Tom Purcell: End-of-life challenges in modern times

A long time ago I watched a documentary about the life and writings of poet Emily Dickinson.

One thing I’ve never forgotten about this film is that she lived in a time when death was sadly common – and therefore the subject of many of her poems.

“How are you?” is a polite way to introduce us to each other now.

But, as I learned in this documentary, that greeting in Dickinson’s day meant, “Are you healthy and will you be with us tomorrow?”

Until modern times, death generally affected all age groups.

Women died during childbirth. The children died of various diseases.

Both rich and poor suffered tragedy and loss almost equally.

Haider Warraich, the doctor who wrote “Modern Death: How Medicine Has Changed End of Life”, explained in an interview that in the 1800s in Boston or London, people died mainly from three things: wounds, infections or some type of nutritional deficiencies. .

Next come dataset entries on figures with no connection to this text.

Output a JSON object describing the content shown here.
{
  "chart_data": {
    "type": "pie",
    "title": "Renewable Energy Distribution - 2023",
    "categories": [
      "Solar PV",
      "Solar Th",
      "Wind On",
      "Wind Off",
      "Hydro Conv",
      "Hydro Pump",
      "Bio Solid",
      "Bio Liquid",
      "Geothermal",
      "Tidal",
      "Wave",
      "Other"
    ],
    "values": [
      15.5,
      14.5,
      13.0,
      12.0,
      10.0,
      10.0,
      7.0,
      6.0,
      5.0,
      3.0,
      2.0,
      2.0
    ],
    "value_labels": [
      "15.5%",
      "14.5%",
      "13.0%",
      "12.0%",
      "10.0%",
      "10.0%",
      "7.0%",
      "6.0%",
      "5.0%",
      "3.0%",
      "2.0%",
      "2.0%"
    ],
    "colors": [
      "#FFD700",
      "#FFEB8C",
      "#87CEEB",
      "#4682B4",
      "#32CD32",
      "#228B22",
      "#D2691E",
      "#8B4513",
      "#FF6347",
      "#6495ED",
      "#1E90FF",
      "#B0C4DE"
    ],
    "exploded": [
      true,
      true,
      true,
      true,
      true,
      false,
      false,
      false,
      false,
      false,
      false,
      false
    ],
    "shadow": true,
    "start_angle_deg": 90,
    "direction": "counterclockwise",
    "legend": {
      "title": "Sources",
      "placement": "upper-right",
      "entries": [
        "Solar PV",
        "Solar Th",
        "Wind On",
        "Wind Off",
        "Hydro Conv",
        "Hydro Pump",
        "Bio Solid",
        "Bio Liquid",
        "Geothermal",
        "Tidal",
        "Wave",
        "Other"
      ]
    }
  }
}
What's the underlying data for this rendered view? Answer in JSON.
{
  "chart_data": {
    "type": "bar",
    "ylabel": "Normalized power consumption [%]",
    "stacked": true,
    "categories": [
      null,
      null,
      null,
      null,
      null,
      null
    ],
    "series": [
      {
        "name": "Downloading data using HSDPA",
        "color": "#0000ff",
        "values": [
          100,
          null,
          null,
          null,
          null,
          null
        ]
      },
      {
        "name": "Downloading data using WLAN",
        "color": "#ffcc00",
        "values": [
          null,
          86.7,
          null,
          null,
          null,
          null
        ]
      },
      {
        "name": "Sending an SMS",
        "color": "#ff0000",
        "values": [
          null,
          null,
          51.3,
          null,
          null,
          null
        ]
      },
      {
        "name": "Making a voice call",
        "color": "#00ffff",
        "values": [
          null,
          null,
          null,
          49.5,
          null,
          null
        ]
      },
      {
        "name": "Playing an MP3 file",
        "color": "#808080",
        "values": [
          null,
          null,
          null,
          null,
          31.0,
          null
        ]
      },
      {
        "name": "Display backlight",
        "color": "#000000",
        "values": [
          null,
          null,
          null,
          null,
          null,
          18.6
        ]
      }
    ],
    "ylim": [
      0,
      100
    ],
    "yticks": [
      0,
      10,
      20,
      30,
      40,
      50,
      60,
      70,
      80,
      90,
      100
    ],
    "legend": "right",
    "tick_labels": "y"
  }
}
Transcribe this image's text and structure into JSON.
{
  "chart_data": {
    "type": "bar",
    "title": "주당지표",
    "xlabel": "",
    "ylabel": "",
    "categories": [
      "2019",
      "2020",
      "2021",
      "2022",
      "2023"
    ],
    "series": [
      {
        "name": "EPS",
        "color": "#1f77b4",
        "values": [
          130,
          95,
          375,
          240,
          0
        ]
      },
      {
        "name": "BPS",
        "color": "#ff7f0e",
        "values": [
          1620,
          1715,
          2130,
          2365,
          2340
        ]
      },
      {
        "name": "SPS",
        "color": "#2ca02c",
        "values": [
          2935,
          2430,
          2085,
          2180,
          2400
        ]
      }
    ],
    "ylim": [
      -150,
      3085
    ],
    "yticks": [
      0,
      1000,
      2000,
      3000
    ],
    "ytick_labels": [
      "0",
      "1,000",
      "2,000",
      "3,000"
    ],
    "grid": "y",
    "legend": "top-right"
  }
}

“Really,” he said, “death was a very binary event – ​​and it was very sudden.

“For example, before the advent of medical technology, if someone had a heart attack or someone had a type of abnormal heart rhythm such as ventricular tachycardia, they would almost certainly die, in many cases instantly, sometimes even while sleeping.”

Warraich said dying today is no longer an “instantaneous flash event” but a “phase of our lives”.

New technologies allow people to live longer even if they have chronic diseases, so they come and go to the hospital, like my father was for five months.

Today we are disconnected from death, Warraich said.

We have moved death from our homes and communities to hospitals and nursing homes – where four out of five Americans now die.

When my father’s father died at just 34 in 1937, he died in his own bed of strep, now easily cured with penicillin, and lay in the living room of his house.

We hoped that my father would end up peacefully in his own house.

After repeated visits to the hospital and skilled nursing facilities, we took him home and hired our own care.

We celebrated his 89th birthday at his house a few weeks ago in epic fashion. A glorious event, it was attended by the large extended family that he and my mother produced.

When his time finally came, he was back in the hospital, but he had been surrounded by his family and his wife for almost 66 years.

As technological advancements change the way we live and die, we fear death, but it’s something each of us will experience.

I am honored to say that my sisters and my mother and I fully embraced my father’s life and supported him with everything we had during his painful final months.

Knowing that he is at peace now eases the pain of seeing him in so much pain for so long.

I believe he is now in heaven, reunited with his parents, and I believe I will see him again.

I will patiently await this great meeting.

“How are you?” is the question of the moment.

I wish you the best if you are now at the end of your life or caring for someone you love who is – as you face the challenges of death in modern times.

Library freelance writer Tom Purcell is the author of ‘Misadventures of a 1970s Childhood’. Visit it on the web at TomPurcell.com.